Reservist medical-dental records easier to get

  • Published
  • By Tech. Sgt. Rob Mims
  • Air Reserve Personnel Center Public Affairs

The Air Reserve Personnel Center will move the medical and dental records of some reservists to the active-duty base where they serve as part of a test to streamline operations.

The process, initiated two years ago, will help reduce duplicate copies of the records. This will decrease work and increase efficiency, officials said.

“This is a win-win situation,” said Staff Sgt. Mike Melanson, of the center’s health services directorate. “The member has medical records at the military treatment facility to which they are assigned and (personnel officials) will have a complete medical history.”

The change will help individual mobilization augmentees. Historically, those individual’s records have been maintained at the personnel center.

With no medical or dental information available at base health care facilities, just getting an annual Reserve Component Periodic Health Assessment was difficult, the sergeant said.

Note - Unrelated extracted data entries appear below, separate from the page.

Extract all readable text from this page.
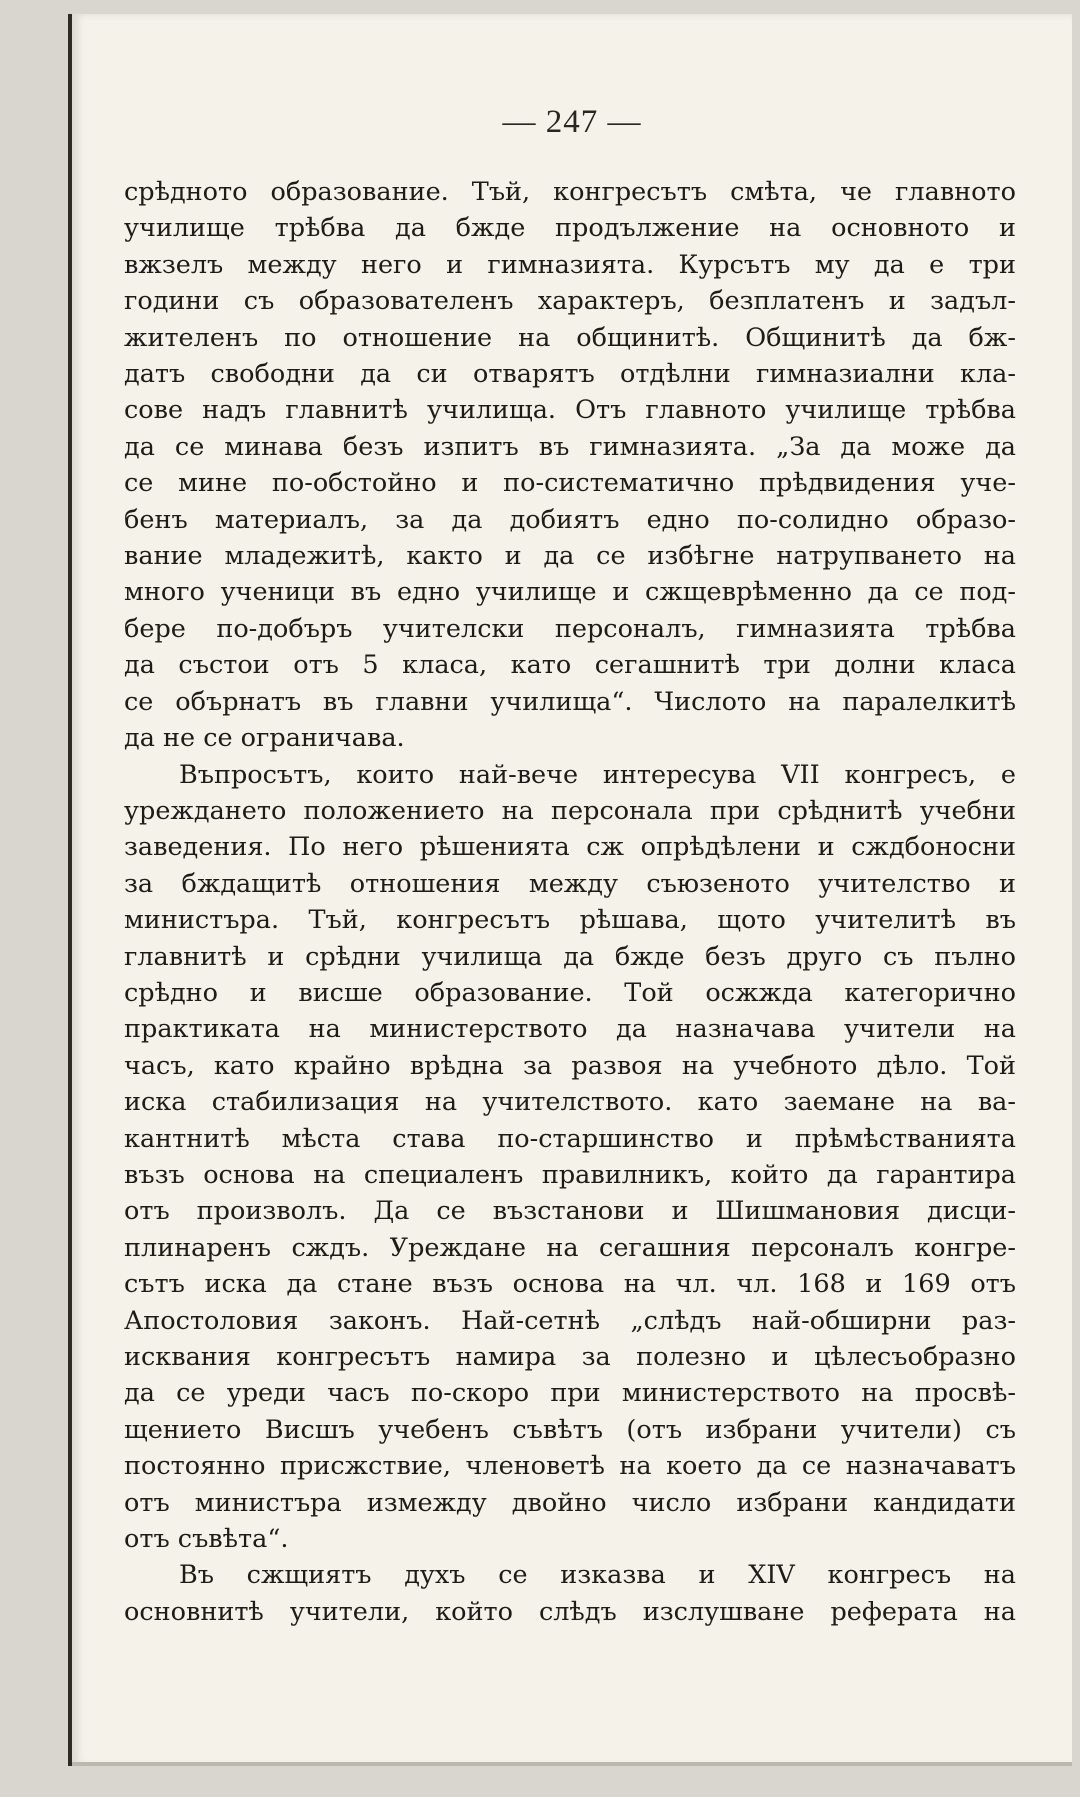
— 247 —

срѣдното образование. Тъй, конгресътъ смѣта, че главното

училище трѣбва да бжде продължение на основното и

вжзелъ между него и гимназията. Курсътъ му да е три

години съ образователенъ характеръ, безплатенъ и задъл-

жителенъ по отношение на общинитѣ. Общинитѣ да бж-

датъ свободни да си отварятъ отдѣлни гимназиални кла-

сове надъ главнитѣ училища. Отъ главното училище трѣбва

да се минава безъ изпитъ въ гимназията. „За да може да

се мине по-обстойно и по-систематично прѣдвидения уче-

бенъ материалъ, за да добиятъ едно по-солидно образо-

вание младежитѣ, както и да се избѣгне натрупването на

много ученици въ едно училище и сжщеврѣменно да се под-

бере по-добъръ учителски персоналъ, гимназията трѣбва

да състои отъ 5 класа, като сегашнитѣ три долни класа

се обърнатъ въ главни училища“. Числото на паралелкитѣ

да не се ограничава.

Въпросътъ, които най-вече интересува VII конгресъ, е

уреждането положението на персонала при срѣднитѣ учебни

заведения. По него рѣшенията сж опрѣдѣлени и сждбоносни

за бждащитѣ отношения между съюзеното учителство и

министъра. Тъй, конгресътъ рѣшава, щото учителитѣ въ

главнитѣ и срѣдни училища да бжде безъ друго съ пълно

срѣдно и висше образование. Той осжжда категорично

практиката на министерството да назначава учители на

часъ, като крайно врѣдна за развоя на учебното дѣло. Той

иска стабилизация на учителството. като заемане на ва-

кантнитѣ мѣста става по-старшинство и прѣмѣстванията

възъ основа на специаленъ правилникъ, който да гарантира

отъ произволъ. Да се възстанови и Шишмановия дисци-

плинаренъ сждъ. Уреждане на сегашния персоналъ конгре-

сътъ иска да стане възъ основа на чл. чл. 168 и 169 отъ

Апостоловия законъ. Най-сетнѣ „слѣдъ най-обширни раз-

исквания конгресътъ намира за полезно и цѣлесъобразно

да се уреди часъ по-скоро при министерството на просвѣ-

щението Висшъ учебенъ съвѣтъ (отъ избрани учители) съ

постоянно присжствие, членоветѣ на което да се назначаватъ

отъ министъра измежду двойно число избрани кандидати

отъ съвѣта“.

Въ сжщиятъ духъ се изказва и XIV конгресъ на

основнитѣ учители, който слѣдъ изслушване реферата на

So officials devised a plan to solve the problem, which they plan to complete by December 2006.

Osan Air Base, South Korea; Buckley Air Force Base, Colo.; and Peterson AFB, Colo., will be the test bases. Remaining bases will start getting records in March 2006.

“Keeping medical records where the person is just makes sense,” said Tech. Sgt. Lennie Williams, who also works in the directorate. “It is another step in the direction of the total force concept.”

The decentralization supports the assistant secretary of defense for health affairs requirement that outpatient medical records be available at the point of service.

“The decentralization will free up valuable manpower which can then be shifted to concentrate on other day-to-day processes,” said the center’s David Fisher.